Retired headmaster 'quietly crept into everyone's heart'
The way Michael Farrell worked, lived and served his community in many different roles will impact on the lives of others for generations to come.
One of things valued most about the former school principal was his optimistic outlook on life.
GAA members also described him as a mild-mannered, modest man, kind, strong and steadfast, who had a gift of being able to talk to anyone, young or old, regardless of creed or rank.
And in the words of his nieces, Micky "quietly crept into everyone’s heart".
"He was a kind and loving man with an amazing sense of humour. He died as he lived – quietly, peacefully, gently and without any fuss.”

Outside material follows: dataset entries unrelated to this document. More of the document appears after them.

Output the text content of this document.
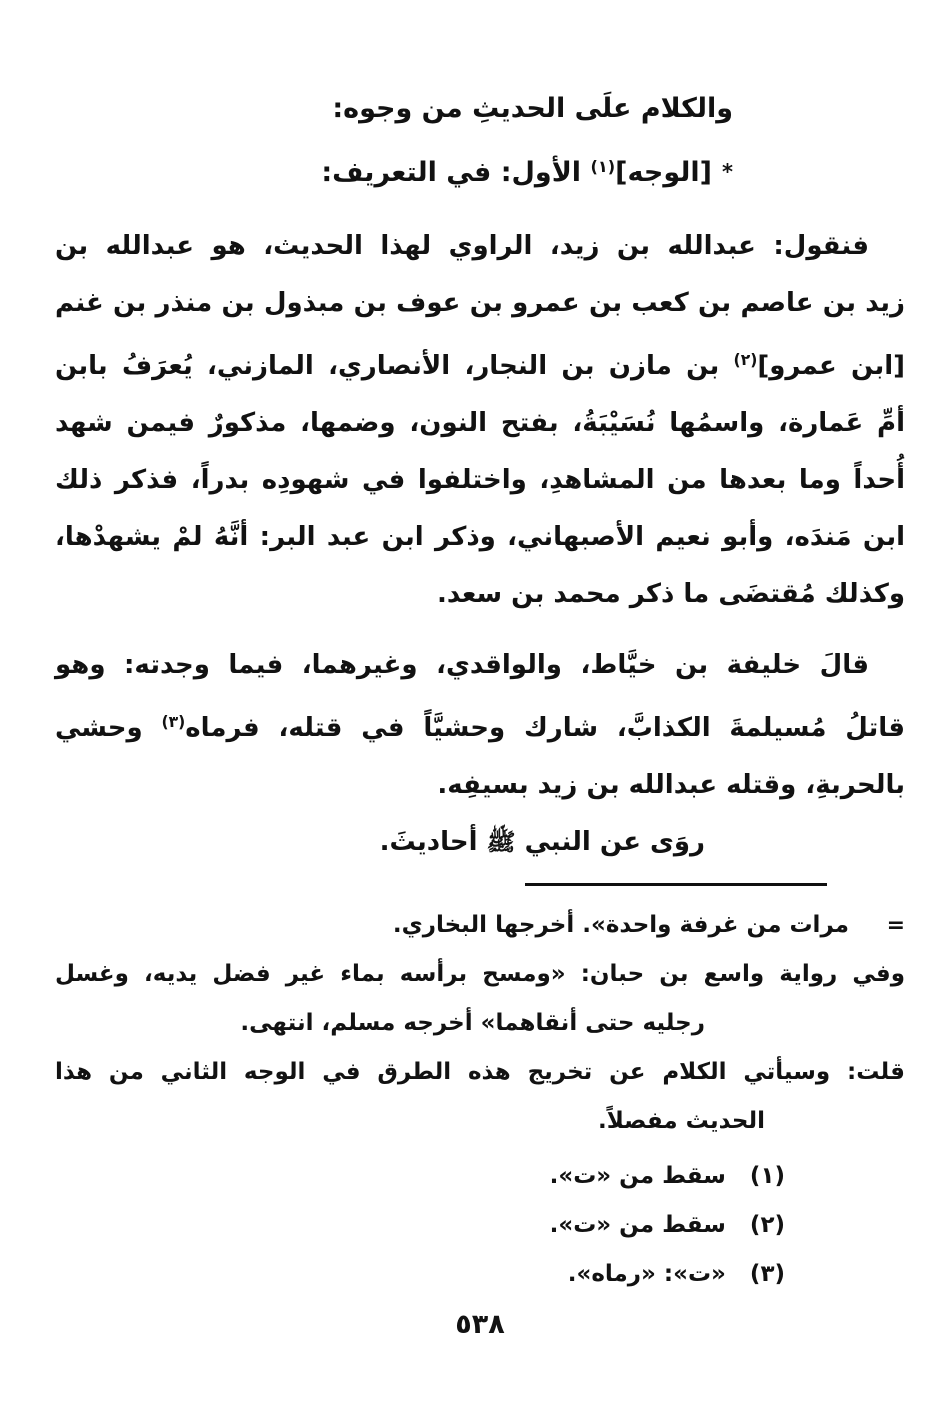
والكلام علَى الحديثِ من وجوه:
*[الوجه]$^{(١)}$ الأول: في التعريف:
فنقول: عبدالله بن زيد، الراوي لهذا الحديث، هو عبدالله بن
زيد بن عاصم بن كعب بن عمرو بن عوف بن مبذول بن منذر بن غنم
[ابن عمرو]$^{(٢)}$ بن مازن بن النجار، الأنصاري، المازني، يُعرَفُ بابن
أمِّ عَمارة، واسمُها نُسَيْبَةُ، بفتح النون، وضمها، مذكورٌ فيمن شهد
أُحداً وما بعدها من المشاهدِ، واختلفوا في شهودِه بدراً، فذكر ذلك
ابن مَندَه، وأبو نعيم الأصبهاني، وذكر ابن عبد البر: أنَّهُ لمْ يشهدْها،
وكذلك مُقتضَى ما ذكر محمد بن سعد.
قالَ خليفة بن خيَّاط، والواقدي، وغيرهما، فيما وجدته: وهو
قاتلُ مُسيلمةَ الكذابَّ، شارك وحشيَّاً في قتله، فرماه$^{(٣)}$ وحشي
بالحربةِ، وقتله عبدالله بن زيد بسيفِه.
روَى عن النبي ﷺ أحاديثَ.
=
مرات من غرفة واحدة». أخرجها البخاري.
وفي رواية واسع بن حبان: «ومسح برأسه بماء غير فضل يديه، وغسل
رجليه حتى أنقاهما» أخرجه مسلم، انتهى.
قلت: وسيأتي الكلام عن تخريج هذه الطرق في الوجه الثاني من هذا
الحديث مفصلاً.
(١)
سقط من «ت».
(٢)
سقط من «ت».
(٣)
«ت»: «رماه».
٥٣٨
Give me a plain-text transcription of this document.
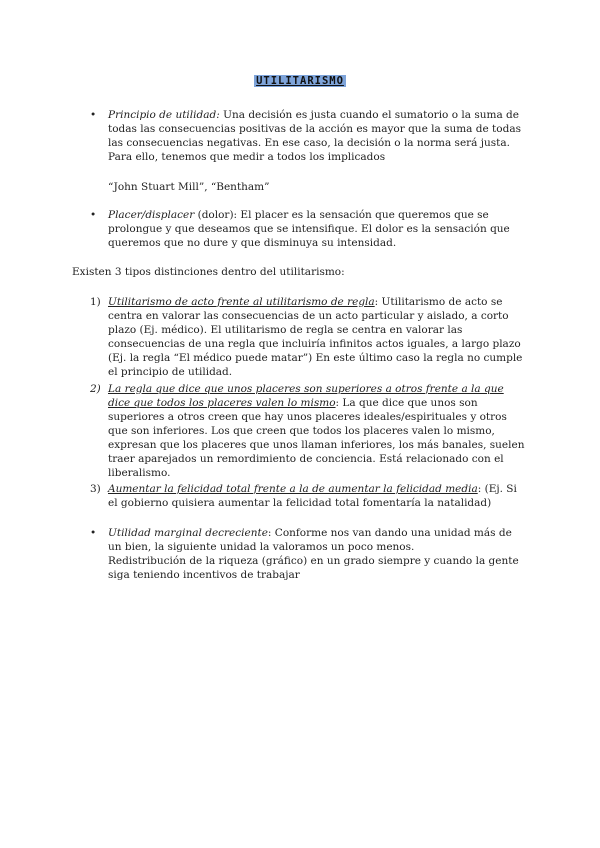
UTILITARISMO
• Principio de utilidad: Una decisión es justa cuando el sumatorio o la suma de todas las consecuencias positivas de la acción es mayor que la suma de todas las consecuencias negativas. En ese caso, la decisión o la norma será justa.

Para ello, tenemos que medir a todos los implicados

“John Stuart Mill”, “Bentham”

• Placer/displacer (dolor): El placer es la sensación que queremos que se prolongue y que deseamos que se intensifique. El dolor es la sensación que queremos que no dure y que disminuya su intensidad.

Existen 3 tipos distinciones dentro del utilitarismo:

1) Utilitarismo de acto frente al utilitarismo de regla: Utilitarismo de acto se centra en valorar las consecuencias de un acto particular y aislado, a corto plazo (Ej. médico). El utilitarismo de regla se centra en valorar las consecuencias de una regla que incluiría infinitos actos iguales, a largo plazo (Ej. la regla “El médico puede matar”) En este último caso la regla no cumple el principio de utilidad.

2) La regla que dice que unos placeres son superiores a otros frente a la que dice que todos los placeres valen lo mismo: La que dice que unos son superiores a otros creen que hay unos placeres ideales/espirituales y otros que son inferiores. Los que creen que todos los placeres valen lo mismo, expresan que los placeres que unos llaman inferiores, los más banales, suelen traer aparejados un remordimiento de conciencia. Está relacionado con el liberalismo.

3) Aumentar la felicidad total frente a la de aumentar la felicidad media: (Ej. Si el gobierno quisiera aumentar la felicidad total fomentaría la natalidad)

• Utilidad marginal decreciente: Conforme nos van dando una unidad más de un bien, la siguiente unidad la valoramos un poco menos.

Redistribución de la riqueza (gráfico) en un grado siempre y cuando la gente siga teniendo incentivos de trabajar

Michael was a native of Derrygonnelly, Co Fermanagh, born near the old RIC barracks on Main Street to Patrick Farrell, the local police sergeant, and his wife Margaret.
He attended the old St Patrick’s and Cornerk primary schools, the Presentation Brothers in Enniskillen and St Joseph’s teacher training college in Belfast.

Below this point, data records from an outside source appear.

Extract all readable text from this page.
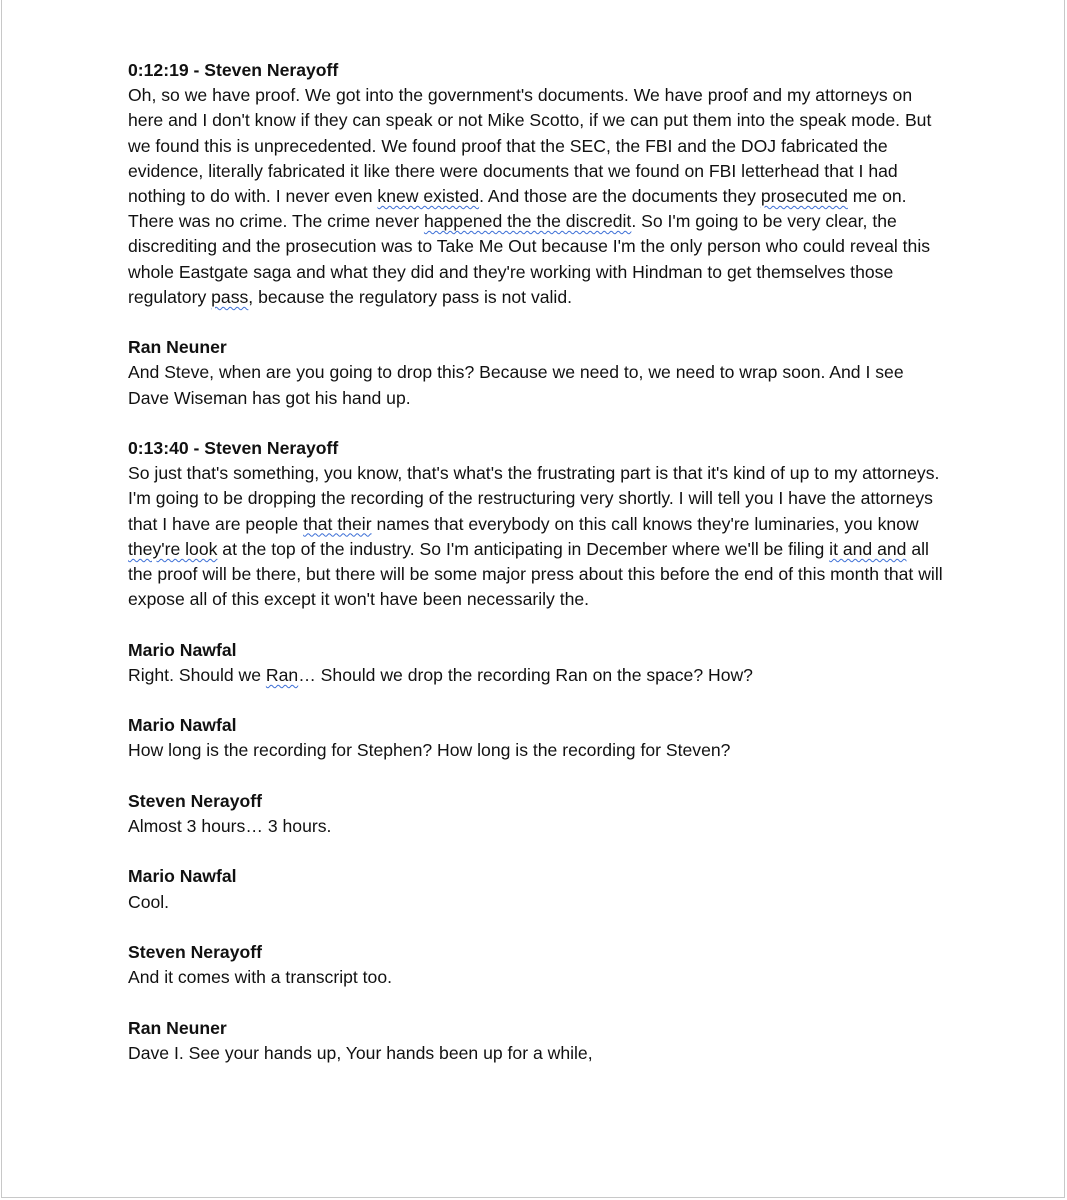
0:12:19 - Steven Nerayoff
Oh, so we have proof. We got into the government's documents. We have proof and my attorneys on here and I don't know if they can speak or not Mike Scotto, if we can put them into the speak mode. But we found this is unprecedented. We found proof that the SEC, the FBI and the DOJ fabricated the evidence, literally fabricated it like there were documents that we found on FBI letterhead that I had nothing to do with. I never even knew existed. And those are the documents they prosecuted me on. There was no crime. The crime never happened the the discredit. So I'm going to be very clear, the discrediting and the prosecution was to Take Me Out because I'm the only person who could reveal this whole Eastgate saga and what they did and they're working with Hindman to get themselves those regulatory pass, because the regulatory pass is not valid.
Ran Neuner
And Steve, when are you going to drop this? Because we need to, we need to wrap soon. And I see Dave Wiseman has got his hand up.
0:13:40 - Steven Nerayoff
So just that's something, you know, that's what's the frustrating part is that it's kind of up to my attorneys. I'm going to be dropping the recording of the restructuring very shortly. I will tell you I have the attorneys that I have are people that their names that everybody on this call knows they're luminaries, you know they're look at the top of the industry. So I'm anticipating in December where we'll be filing it and and all the proof will be there, but there will be some major press about this before the end of this month that will expose all of this except it won't have been necessarily the.
Mario Nawfal
Right. Should we Ran… Should we drop the recording Ran on the space? How?
Mario Nawfal
How long is the recording for Stephen? How long is the recording for Steven?
Steven Nerayoff
Almost 3 hours… 3 hours.
Mario Nawfal
Cool.
Steven Nerayoff
And it comes with a transcript too.
Ran Neuner
Dave I. See your hands up, Your hands been up for a while,
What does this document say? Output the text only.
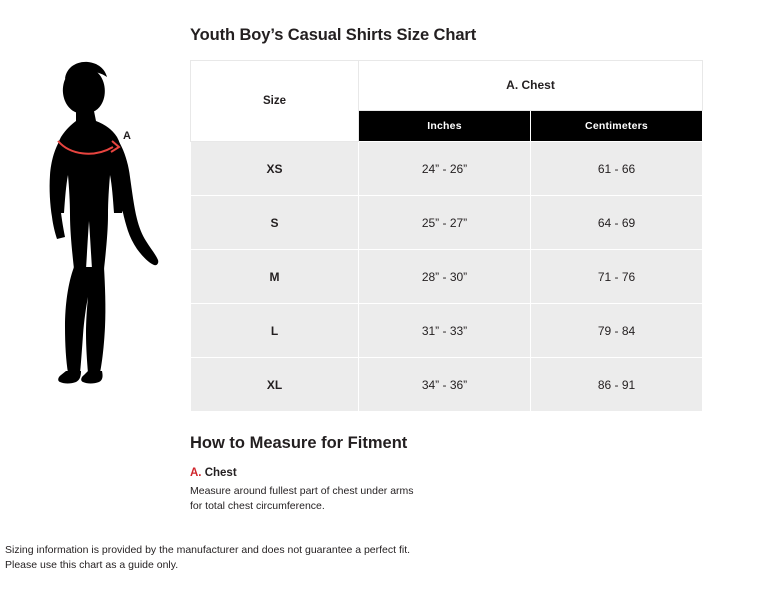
A
Youth Boy’s Casual Shirts Size Chart
Size	A. Chest	
	Inches	Centimeters
XS	24” - 26”	61 - 66
S	25” - 27”	64 - 69
M	28” - 30”	71 - 76
L	31” - 33”	79 - 84
XL	34” - 36”	86 - 91
How to Measure for Fitment

A. Chest

Measure around fullest part of chest under arms
for total chest circumference.

Sizing information is provided by the manufacturer and does not guarantee a perfect fit.
Please use this chart as a guide only.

Michael’s first appointment was St Michael’s PS in Enniskillen in 1948, after which he went to Drumbeggan as principal in 1953.
It was there he met his future wife Nicolina Porrelli who was on holiday from Glasgow.
In 1967, he was appointed the first principal of Killyhommon PS in Boho, remaining for 11 years before becoming head of St Patrick's in Derrygonnelly. He finally retired in 1989.
As a teacher he is remembered as strict but fair, with the odd joke often thrown in to lift spirits.
In 1969 he called a meeting in Derrygonnelly where he shared his vision for the role of a credit union in building the community and promoting mutual support.
The first AGM saw Michael elected chairperson and he remained a committee member right up until his death.
He also made a huge contribution to the Derrygonnelly Harps Gaelic football club.
He was vice-chairman from 1950 until 1967 and chair in 1985-86, and held officer positions at county board level and represented Fermanagh at the Ulster Council, when meetings were conducted entirely through Irish.
For Michael, supporting the community also meant working to bridge gaps, increase understanding and develop a shared future.
He was a founder member and director of Derrygonnelly & District Community Enterprises Ltd, which developed the old creamery site to provide the Tir Navar Centre.
It not only promoted cross-community enterprises, but to this day gives jobs, supports the environment through its field study centre and provides activities and groups to enrich the lives of people young and old.
Michael was also a gifted actor and producer with the Derrygonnelly Drama Group and was a keen fisherman, spending many productive days on local lakes.
In later years he developed an interest in indoor bowls he and Nicolina also travelled to many countries across the world.
A lifelong pioneer, as well as member of the Fermanagh branch of the Knights of Columbanus, his commitment to his faith, his family, and his community were central to his life.
Master Michael Farrell died shortly after celebrating his 90th birthday on July 11.
He is survived by his wife of 54 years Nicolina, daughters Siobhan and Katrina, sons-in-law James and Michael, grandchildren Louise and Kieran, sister Josie and his many nieces and nephews.
He was predeceased by siblings Lena, Joey, Rita, Billy, Dessie, Gerald and Moira and nephew Fergus.